OK I don’t love the BCS but I am not a college football playoff nut either. College basketball is great in March but the rest of the season has been sapped of its vitality and that would be terrible for football.
The BCS has been made the bad guy in all these and they just sit back and let themselves get hammered, trying only the most pathetic PR response. Hiring a fancy PR firm, which the BCS has done, isn’t going to help. No amount of spit and polish is going to make a crappy message look better.
The BCS needs to quit letting others set the agenda and needs to go on the offensive with their own agenda. Here is one proposal:
- What is the real problem with the matchups created this season in the BCS bowls? No one knows how to evaluate all the unbeatens – is an unbeaten TCU better or worse than Cincy or Texas or Boise or ? And are they really better than any 1-loss teams out there?
- We don’t know how to evaluate these teams because the regular season is a failure – there is little/no meaningful cross-conference play. Imagine if TCU had had to play a couple SEC teams or Cincy a couple Big-12 teams and so on. Meaningful interconference play during the season would help bowl seeding dramatically.
- The NCAA let schools add a 12th game to their seasons a few years back – and rather than adding meaning interconference play, everyone has gone on a cupcake search. These games have added nothing to the quality of the sport. These games could and should be replaced with something more meaningful.
- The idea then: grab the 12th game back. Ask all schools to hold a weekend in mid-October open. At the end of the previous weekend’s play, seed all the FCS teams into meaningful interconference games. And have a grand mid-season interconference weekend full of meaningful games.
- This would bring a level of excitement to the sport in October that would be unprecedented. A weekend of great games. The excitement of seeding announcements the weekend before. It would be an event on the scale of March Madness but unique to football in structure. It would be like a midseason Bowl season.
- We would hold off creating BCS ratings until after this weekend so that the ratings can benefit from the information learned in this weekend.
Rather than sitting back passively and being blamed as the bad guy ruining the sport, the BCS could go on the offensive with a proposal that would materially improve the sport. And it would maintain the character and history of the bowls, while improving the postseason matchups.
There are many ways the mid-season seeding could happen and there is no need to get caught up in our undershorts of any one system. A proposal below but the exact form doesn’t matter.
- Pick a weekend 6 weeks into the season – halfway point.
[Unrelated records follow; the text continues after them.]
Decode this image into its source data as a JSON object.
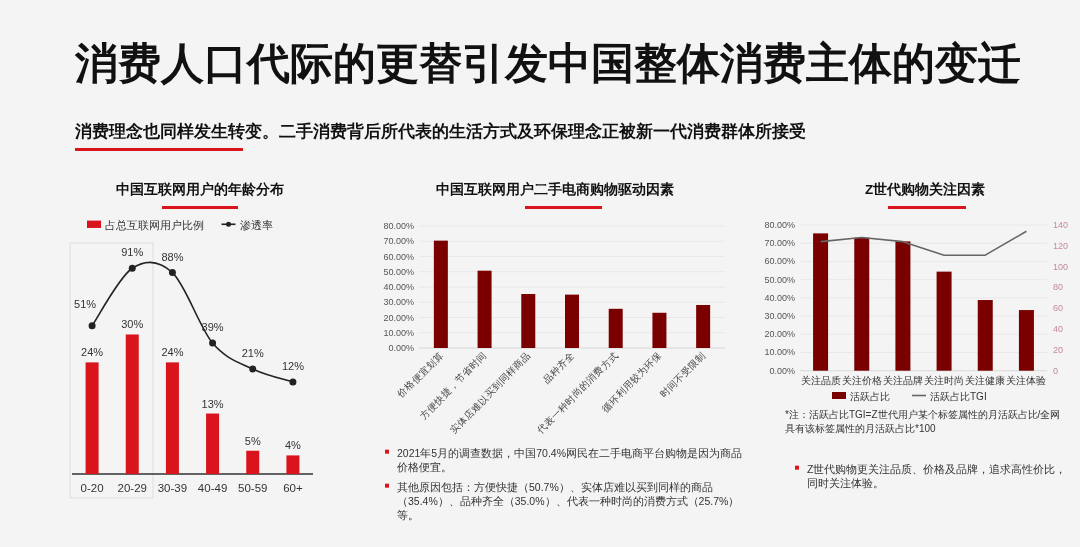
{
  "chart_data": [
    {
      "type": "other",
      "title": "消费人口代际的更替引发中国整体消费主体的变迁",
      "subtitle": "消费理念也同样发生转变。二手消费背后所代表的生活方式及环保理念正被新一代消费群体所接受"
    },
    {
      "type": "bar",
      "title": "中国互联网用户的年龄分布",
      "categories": [
        "0-20",
        "20-29",
        "30-39",
        "40-49",
        "50-59",
        "60+"
      ],
      "series": [
        {
          "name": "占总互联网用户比例",
          "color": "#d9141d",
          "values": [
            24,
            30,
            24,
            13,
            5,
            4
          ],
          "value_labels": [
            "24%",
            "30%",
            "24%",
            "13%",
            "5%",
            "4%"
          ]
        },
        {
          "name": "渗透率",
          "type": "line",
          "axis": "y2",
          "marker": "circle",
          "color": "#222222",
          "values": [
            51,
            91,
            88,
            39,
            21,
            12
          ],
          "value_labels": [
            "51%",
            "91%",
            "88%",
            "39%",
            "21%",
            "12%"
          ]
        }
      ],
      "tick_labels": "x",
      "legend": "top"
    },
    {
      "type": "bar",
      "title": "中国互联网用户二手电商购物驱动因素",
      "categories": [
        "价格便宜划算",
        "方便快捷，节省时间",
        "实体店难以买到同样商品",
        "品种齐全",
        "代表一种时尚的消费方式",
        "循环利用较为环保",
        "时间不受限制"
      ],
      "series": [
        {
          "color": "#7a0000",
          "values": [
            70.4,
            50.7,
            35.4,
            35.0,
            25.7,
            23.1,
            28.2
          ]
        }
      ],
      "ylim": [
        0,
        80
      ],
      "yticks": [
        {
          "value": 0,
          "label": "0.00%"
        },
        {
          "value": 10,
          "label": "10.00%"
        },
        {
          "value": 20,
          "label": "20.00%"
        },
        {
          "value": 30,
          "label": "30.00%"
        },
        {
          "value": 40,
          "label": "40.00%"
        },
        {
          "value": 50,
          "label": "50.00%"
        },
        {
          "value": 60,
          "label": "60.00%"
        },
        {
          "value": 70,
          "label": "70.00%"
        },
        {
          "value": 80,
          "label": "80.00%"
        }
      ],
      "grid": "y",
      "annotations": [
        "2021年5月的调查数据，中国70.4%网民在二手电商平台购物是因为商品价格便宜。",
        "其他原因包括：方便快捷（50.7%）、实体店难以买到同样的商品（35.4%）、品种齐全（35.0%）、代表一种时尚的消费方式（25.7%）等。"
      ]
    },
    {
      "type": "bar",
      "title": "Z世代购物关注因素",
      "categories": [
        "关注品质",
        "关注价格",
        "关注品牌",
        "关注时尚",
        "关注健康",
        "关注体验"
      ],
      "series": [
        {
          "name": "活跃占比",
          "color": "#7a0000",
          "values": [
            75.4,
            73.0,
            71.0,
            54.4,
            38.8,
            33.3
          ]
        },
        {
          "name": "活跃占比TGI",
          "type": "line",
          "axis": "y2",
          "color": "#666666",
          "values": [
            124,
            128,
            124,
            111,
            111,
            134
          ]
        }
      ],
      "ylim": [
        0,
        80
      ],
      "yticks": [
        {
          "value": 0,
          "label": "0.00%"
        },
        {
          "value": 10,
          "label": "10.00%"
        },
        {
          "value": 20,
          "label": "20.00%"
        },
        {
          "value": 30,
          "label": "30.00%"
        },
        {
          "value": 40,
          "label": "40.00%"
        },
        {
          "value": 50,
          "label": "50.00%"
        },
        {
          "value": 60,
          "label": "60.00%"
        },
        {
          "value": 70,
          "label": "70.00%"
        },
        {
          "value": 80,
          "label": "80.00%"
        }
      ],
      "y2lim": [
        0,
        140
      ],
      "y2ticks": [
        0,
        20,
        40,
        60,
        80,
        100,
        120,
        140
      ],
      "grid": "y",
      "legend": "bottom",
      "annotations": [
        "*注：活跃占比TGI=Z世代用户某个标签属性的月活跃占比/全网具有该标签属性的月活跃占比*100",
        "Z世代购物更关注品质、价格及品牌，追求高性价比，同时关注体验。"
      ]
    }
  ]
}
All schools hold the weekend free for a game to be scheduled, and they agree to provide a playing facility every other year. Gate will be evenly split between schools, no one should care where a game is played. There is a debate to be had about games played on campus or at neutral sites, I have no strong position, there are good arguments for either.
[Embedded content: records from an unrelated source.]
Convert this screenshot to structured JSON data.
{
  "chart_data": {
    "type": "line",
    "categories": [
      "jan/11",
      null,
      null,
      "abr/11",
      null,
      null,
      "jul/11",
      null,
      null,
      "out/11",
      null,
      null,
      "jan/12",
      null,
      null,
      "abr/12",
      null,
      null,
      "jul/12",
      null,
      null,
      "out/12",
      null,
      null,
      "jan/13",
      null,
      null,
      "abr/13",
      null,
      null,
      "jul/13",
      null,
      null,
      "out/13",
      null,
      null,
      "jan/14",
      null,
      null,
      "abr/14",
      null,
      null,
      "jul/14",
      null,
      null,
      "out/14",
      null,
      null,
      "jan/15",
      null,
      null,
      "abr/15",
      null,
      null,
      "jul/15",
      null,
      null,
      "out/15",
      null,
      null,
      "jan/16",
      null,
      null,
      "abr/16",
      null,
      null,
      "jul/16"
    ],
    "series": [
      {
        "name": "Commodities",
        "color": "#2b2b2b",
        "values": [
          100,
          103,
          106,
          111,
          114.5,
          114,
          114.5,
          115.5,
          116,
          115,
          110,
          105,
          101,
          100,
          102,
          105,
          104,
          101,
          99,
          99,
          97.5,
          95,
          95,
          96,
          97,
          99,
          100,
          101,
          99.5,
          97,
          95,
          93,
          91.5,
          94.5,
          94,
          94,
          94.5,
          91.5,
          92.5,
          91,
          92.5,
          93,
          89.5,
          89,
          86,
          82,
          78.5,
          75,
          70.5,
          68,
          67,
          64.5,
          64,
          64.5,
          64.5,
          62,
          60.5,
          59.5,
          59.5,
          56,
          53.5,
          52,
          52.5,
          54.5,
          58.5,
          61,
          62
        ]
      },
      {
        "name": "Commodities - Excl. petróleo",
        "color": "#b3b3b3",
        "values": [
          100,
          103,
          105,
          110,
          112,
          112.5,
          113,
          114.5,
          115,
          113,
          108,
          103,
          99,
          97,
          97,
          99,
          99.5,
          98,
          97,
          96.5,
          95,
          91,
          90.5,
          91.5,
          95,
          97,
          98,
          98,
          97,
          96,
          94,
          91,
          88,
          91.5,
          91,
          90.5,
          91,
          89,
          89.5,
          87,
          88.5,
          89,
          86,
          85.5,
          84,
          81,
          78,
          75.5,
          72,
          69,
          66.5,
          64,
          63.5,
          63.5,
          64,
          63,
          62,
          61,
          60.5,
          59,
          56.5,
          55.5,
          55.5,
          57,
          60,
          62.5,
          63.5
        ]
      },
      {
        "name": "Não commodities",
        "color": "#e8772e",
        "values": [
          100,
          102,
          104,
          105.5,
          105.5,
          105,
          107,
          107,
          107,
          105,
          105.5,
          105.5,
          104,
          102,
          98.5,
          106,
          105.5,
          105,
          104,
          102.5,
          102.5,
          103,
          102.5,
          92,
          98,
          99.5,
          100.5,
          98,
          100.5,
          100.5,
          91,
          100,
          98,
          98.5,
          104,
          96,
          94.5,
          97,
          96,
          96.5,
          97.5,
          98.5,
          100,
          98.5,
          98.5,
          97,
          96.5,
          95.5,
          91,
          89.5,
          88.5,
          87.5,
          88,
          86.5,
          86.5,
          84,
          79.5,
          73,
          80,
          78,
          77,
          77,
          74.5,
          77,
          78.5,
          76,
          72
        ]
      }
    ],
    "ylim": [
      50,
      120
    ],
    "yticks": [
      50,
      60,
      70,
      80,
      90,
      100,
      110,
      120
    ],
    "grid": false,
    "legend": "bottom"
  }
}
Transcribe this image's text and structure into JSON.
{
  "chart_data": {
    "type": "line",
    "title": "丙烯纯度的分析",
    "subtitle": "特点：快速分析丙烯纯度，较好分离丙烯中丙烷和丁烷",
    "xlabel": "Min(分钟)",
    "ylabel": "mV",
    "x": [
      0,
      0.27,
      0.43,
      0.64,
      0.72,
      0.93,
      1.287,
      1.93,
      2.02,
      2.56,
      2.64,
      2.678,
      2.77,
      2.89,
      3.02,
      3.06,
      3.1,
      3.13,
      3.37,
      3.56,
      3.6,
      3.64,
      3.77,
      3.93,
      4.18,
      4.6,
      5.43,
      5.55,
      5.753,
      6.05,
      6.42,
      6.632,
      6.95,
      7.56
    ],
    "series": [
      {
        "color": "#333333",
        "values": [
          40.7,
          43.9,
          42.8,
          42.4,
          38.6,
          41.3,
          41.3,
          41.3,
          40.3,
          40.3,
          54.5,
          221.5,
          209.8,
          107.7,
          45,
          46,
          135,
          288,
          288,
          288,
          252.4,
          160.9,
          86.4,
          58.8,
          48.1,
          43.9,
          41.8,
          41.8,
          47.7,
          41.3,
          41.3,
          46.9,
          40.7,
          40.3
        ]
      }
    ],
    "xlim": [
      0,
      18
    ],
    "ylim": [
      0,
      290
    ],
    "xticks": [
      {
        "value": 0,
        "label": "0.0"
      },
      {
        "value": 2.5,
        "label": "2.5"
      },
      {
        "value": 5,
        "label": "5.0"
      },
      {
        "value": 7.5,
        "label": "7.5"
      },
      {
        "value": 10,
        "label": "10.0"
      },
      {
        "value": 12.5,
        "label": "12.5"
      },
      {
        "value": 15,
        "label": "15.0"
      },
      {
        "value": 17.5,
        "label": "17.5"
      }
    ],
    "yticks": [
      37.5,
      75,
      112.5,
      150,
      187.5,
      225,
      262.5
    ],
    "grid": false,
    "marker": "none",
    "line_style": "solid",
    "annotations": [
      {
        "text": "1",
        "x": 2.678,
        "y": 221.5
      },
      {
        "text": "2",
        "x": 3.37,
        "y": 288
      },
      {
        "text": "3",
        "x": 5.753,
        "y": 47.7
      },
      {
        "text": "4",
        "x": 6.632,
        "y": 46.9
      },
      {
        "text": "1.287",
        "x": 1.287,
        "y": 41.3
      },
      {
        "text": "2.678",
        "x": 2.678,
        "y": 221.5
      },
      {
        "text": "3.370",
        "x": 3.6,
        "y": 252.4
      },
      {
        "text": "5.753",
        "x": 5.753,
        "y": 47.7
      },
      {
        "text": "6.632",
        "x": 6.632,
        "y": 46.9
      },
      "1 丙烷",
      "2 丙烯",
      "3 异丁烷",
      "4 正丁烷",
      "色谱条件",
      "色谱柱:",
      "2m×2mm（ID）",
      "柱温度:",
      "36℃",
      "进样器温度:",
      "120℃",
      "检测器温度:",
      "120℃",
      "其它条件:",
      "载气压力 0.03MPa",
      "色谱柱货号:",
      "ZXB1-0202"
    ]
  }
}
- Scheduling is done completely blind of any rankings, human or computer. All that is considered is FBS conference rankings up to that point in the season.
- Conference standings are split in half – upper and lower. If you are in upper half, you will play an FBS team in the upper half of another FBS conference. Lower half, then opponent in lower half of another FBS conference. Seeding happens within these halves then.
- Unaffiliated teams are grouped with existing conferences for this exercise. ND with Big10, Navy and Army with BigEast, etc. A best estimate made of where they would rank in conference standing.
- The out-of-conference lineup rotates each year according to a known schedule.
So applied to this year’s Big10 standings (approximate midyear , based on memory):
- Iowa Plays a 6 seed from Pac10
- PSU plays a 5 seed from Mountain West
- OSU plays a 4 seed from WAC
- Wisconsin plays a 3 seed from Sun Belt
- MSU plays a 2 seed from Big12
- Notre Dame plays a 1 seed from CUSA
- Northwestern plays a 12 seed from MAC
- Minnesota plays an 11 seed from SEC
- Purdue plays a 10 seed from Big East
- Indiana plays a 9 seed from the ACC
- Illinois plays an 8 seed from the Pac10
- Michigan plays a 7 seed from the Mountain West
The conferences were just listed arbitrarily west to east. The next year they would rotate so you get a mix of seeds from conferences every year.
This system doesn’t screw up conference standings, in fact in reinforces the conference games as conference standing impacts seeding. It doesn’t screw up bowl affiliations, bowl economics, bowl season. It doesn’t screw up BCS participation except for at-large teams, and it can only improve the quality of selection. It creates a huge amount of midyear excitement, almost a 2nd bowl season. And it is scalable -- if only 3 conferences want to participate at first, fine, do it with just 3.
OK so there are a ton of details to work out but the core is this – the BCS needs to create a positive agenda and get out of their reactive position, and there is plenty of opportunity to improve the regular season.